The sentence “Smart phones pose a problem for insurance companies in terms of fraudulent claims”, returns the following data:
Text is the original noun chunk text. Root text is the original text of the word connecting the noun chunk to the rest o the phrase. Root dep: Dependency relation connecting the root to its head. Root head text: The text of the root token’s head.
- NSUBJ denotes Nominal subject.
- DOBJ is a direct object.
- POBJ is Object of preposition.
A visual representation of the dependencies can be generated with a single line of code.
displacy.render(doc, style=”dep”, jupyter= True)
But first, what is an entity?
Entities are the information in the user input that is relevant to the user’s intentions.
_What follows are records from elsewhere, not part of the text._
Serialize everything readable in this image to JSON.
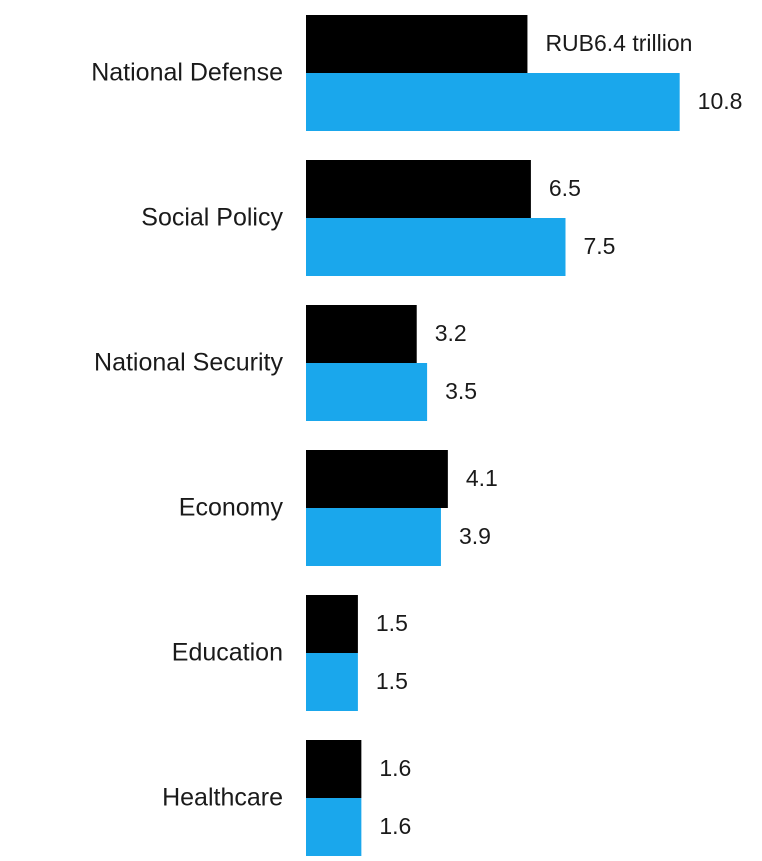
{
  "chart_data": {
    "type": "bar",
    "orientation": "horizontal",
    "categories": [
      "National Defense",
      "Social Policy",
      "National Security",
      "Economy",
      "Education",
      "Healthcare"
    ],
    "series": [
      {
        "color": "#000000",
        "values": [
          6.4,
          6.5,
          3.2,
          4.1,
          1.5,
          1.6
        ],
        "value_labels": [
          "RUB6.4 trillion",
          "6.5",
          "3.2",
          "4.1",
          "1.5",
          "1.6"
        ]
      },
      {
        "color": "#1aa7ec",
        "values": [
          10.8,
          7.5,
          3.5,
          3.9,
          1.5,
          1.6
        ],
        "value_labels": [
          "10.8",
          "7.5",
          "3.5",
          "3.9",
          "1.5",
          "1.6"
        ]
      }
    ],
    "title": "",
    "xlabel": "",
    "ylabel": "",
    "legend": "none",
    "grid": false,
    "xlim": [
      0,
      10.8
    ]
  }
}
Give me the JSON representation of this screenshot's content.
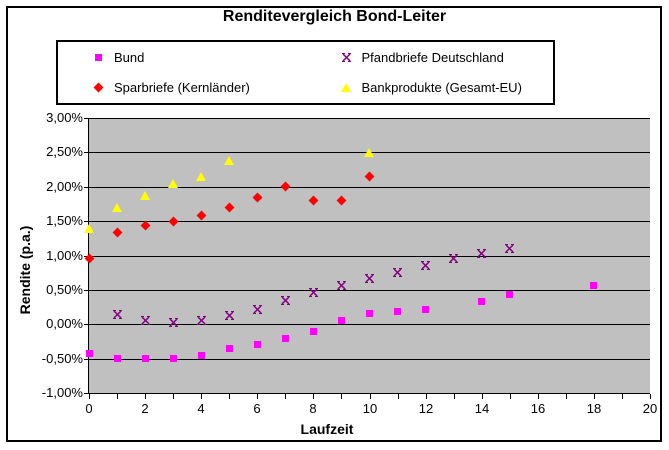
{
  "chart_data": {
    "type": "scatter",
    "title": "Renditevergleich Bond-Leiter",
    "xlabel": "Laufzeit",
    "ylabel": "Rendite (p.a.)",
    "xlim": [
      0,
      20
    ],
    "ylim": [
      -1.0,
      3.0
    ],
    "y_unit": "percent",
    "y_grid_step": 0.5,
    "x_tick_step": 1,
    "x_label_step": 2,
    "grid": "horizontal-only",
    "legend_position": "top",
    "plot_bg_color": "#C0C0C0",
    "y_tick_labels": [
      "3,00%",
      "2,50%",
      "2,00%",
      "1,50%",
      "1,00%",
      "0,50%",
      "0,00%",
      "-0,50%",
      "-1,00%"
    ],
    "x_tick_labels": [
      "0",
      "2",
      "4",
      "6",
      "8",
      "10",
      "12",
      "14",
      "16",
      "18",
      "20"
    ],
    "series": [
      {
        "name": "Bund",
        "marker": "square",
        "color": "#FF00FF",
        "points": [
          [
            0,
            -0.43
          ],
          [
            1,
            -0.5
          ],
          [
            2,
            -0.5
          ],
          [
            3,
            -0.5
          ],
          [
            4,
            -0.45
          ],
          [
            5,
            -0.35
          ],
          [
            6,
            -0.3
          ],
          [
            7,
            -0.2
          ],
          [
            8,
            -0.1
          ],
          [
            9,
            0.05
          ],
          [
            10,
            0.15
          ],
          [
            11,
            0.18
          ],
          [
            12,
            0.22
          ],
          [
            14,
            0.33
          ],
          [
            15,
            0.44
          ],
          [
            18,
            0.57
          ]
        ]
      },
      {
        "name": "Pfandbriefe Deutschland",
        "marker": "x",
        "color": "#800080",
        "points": [
          [
            1,
            0.14
          ],
          [
            2,
            0.05
          ],
          [
            3,
            0.02
          ],
          [
            4,
            0.06
          ],
          [
            5,
            0.13
          ],
          [
            6,
            0.22
          ],
          [
            7,
            0.34
          ],
          [
            8,
            0.46
          ],
          [
            9,
            0.57
          ],
          [
            10,
            0.66
          ],
          [
            11,
            0.76
          ],
          [
            12,
            0.85
          ],
          [
            13,
            0.95
          ],
          [
            14,
            1.03
          ],
          [
            15,
            1.1
          ]
        ]
      },
      {
        "name": "Sparbriefe (Kernländer)",
        "marker": "diamond",
        "color": "#FF0000",
        "points": [
          [
            0,
            0.95
          ],
          [
            1,
            1.33
          ],
          [
            2,
            1.44
          ],
          [
            3,
            1.5
          ],
          [
            4,
            1.58
          ],
          [
            5,
            1.7
          ],
          [
            6,
            1.85
          ],
          [
            7,
            2.0
          ],
          [
            8,
            1.8
          ],
          [
            9,
            1.8
          ],
          [
            10,
            2.15
          ]
        ]
      },
      {
        "name": "Bankprodukte (Gesamt-EU)",
        "marker": "triangle",
        "color": "#FFFF00",
        "points": [
          [
            0,
            1.4
          ],
          [
            1,
            1.7
          ],
          [
            2,
            1.88
          ],
          [
            3,
            2.05
          ],
          [
            4,
            2.15
          ],
          [
            5,
            2.38
          ],
          [
            10,
            2.5
          ]
        ]
      }
    ]
  }
}
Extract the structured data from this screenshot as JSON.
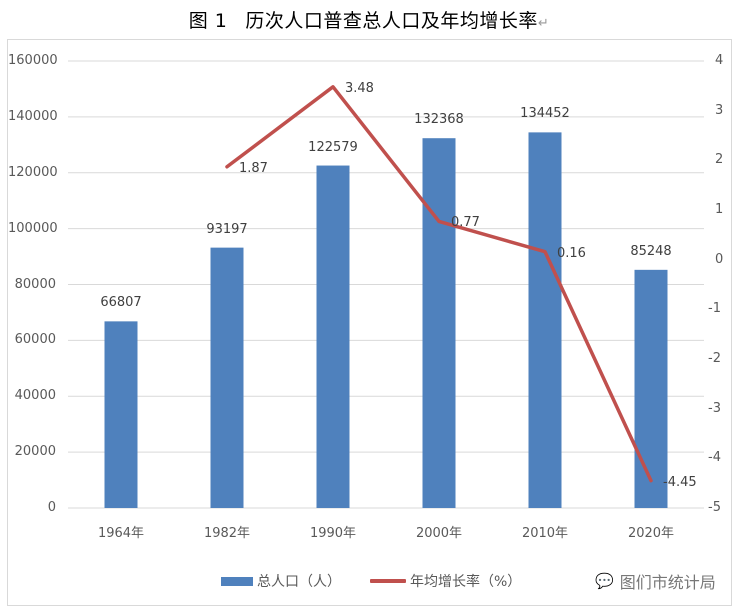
{
  "title": {
    "figure_no": "图 1",
    "text": "历次人口普查总人口及年均增长率",
    "return_mark": "↵"
  },
  "colors": {
    "bar": "#4f81bd",
    "line": "#c0504d",
    "grid": "#d9d9d9",
    "axis_text": "#595959"
  },
  "axes": {
    "left_ticks": [
      "160000",
      "140000",
      "120000",
      "100000",
      "80000",
      "60000",
      "40000",
      "20000",
      "0"
    ],
    "right_ticks": [
      "4",
      "3",
      "2",
      "1",
      "0",
      "-1",
      "-2",
      "-3",
      "-4",
      "-5"
    ],
    "x_ticks": [
      "1964年",
      "1982年",
      "1990年",
      "2000年",
      "2010年",
      "2020年"
    ]
  },
  "bar_labels": [
    "66807",
    "93197",
    "122579",
    "132368",
    "134452",
    "85248"
  ],
  "line_labels": [
    "1.87",
    "3.48",
    "0.77",
    "0.16",
    "-4.45"
  ],
  "legend": {
    "bar_label": "总人口（人）",
    "line_label": "年均增长率（%）"
  },
  "watermark": {
    "icon": "wechat-icon",
    "text": "图们市统计局"
  },
  "chart_data": {
    "type": "bar+line",
    "title": "图 1 历次人口普查总人口及年均增长率",
    "categories": [
      "1964年",
      "1982年",
      "1990年",
      "2000年",
      "2010年",
      "2020年"
    ],
    "series": [
      {
        "name": "总人口（人）",
        "type": "bar",
        "axis": "left",
        "values": [
          66807,
          93197,
          122579,
          132368,
          134452,
          85248
        ]
      },
      {
        "name": "年均增长率（%）",
        "type": "line",
        "axis": "right",
        "values": [
          null,
          1.87,
          3.48,
          0.77,
          0.16,
          -4.45
        ]
      }
    ],
    "ylim_left": [
      0,
      160000
    ],
    "ylim_right": [
      -5,
      4
    ],
    "grid": true,
    "legend_position": "bottom"
  }
}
Intents can be seen as verbs (the action a user wants to execute), entities represent nouns (for example; the city, the date, the time, the brand, the product.). Consider this, when the intent is to get a weather forecast, the relevant location and date entities are required before the application can return an accurate forecast.
Recognizing entities in the user’s input helps you to craft more useful, targeted responses. For example, You might have a #buy_something intent. When a user makes a request that triggers the #buy_something intent, the assistant’s response should reflect an understanding of what the something is that the customer wants to buy. You can add a product entity, and then use it to extract information from the user input about the product that the customer is interested in.
spaCy has a very efficient entity detection system which also assigns labels. The default model identifies a host of named and numeric entities. This can include places, companies, products and the like.
- Text: The original entity text.
- Start: Index of start of entity in the doc
- End: Index of end of entity in the doc
- Label: Entity label, i.e. type
The entity visualizer, highlights named entities and their labels in a text.
With these simple examples making use of an open source environment, you will be able to make a start with Natural Language Processing and creating structured from unstructured conversational input.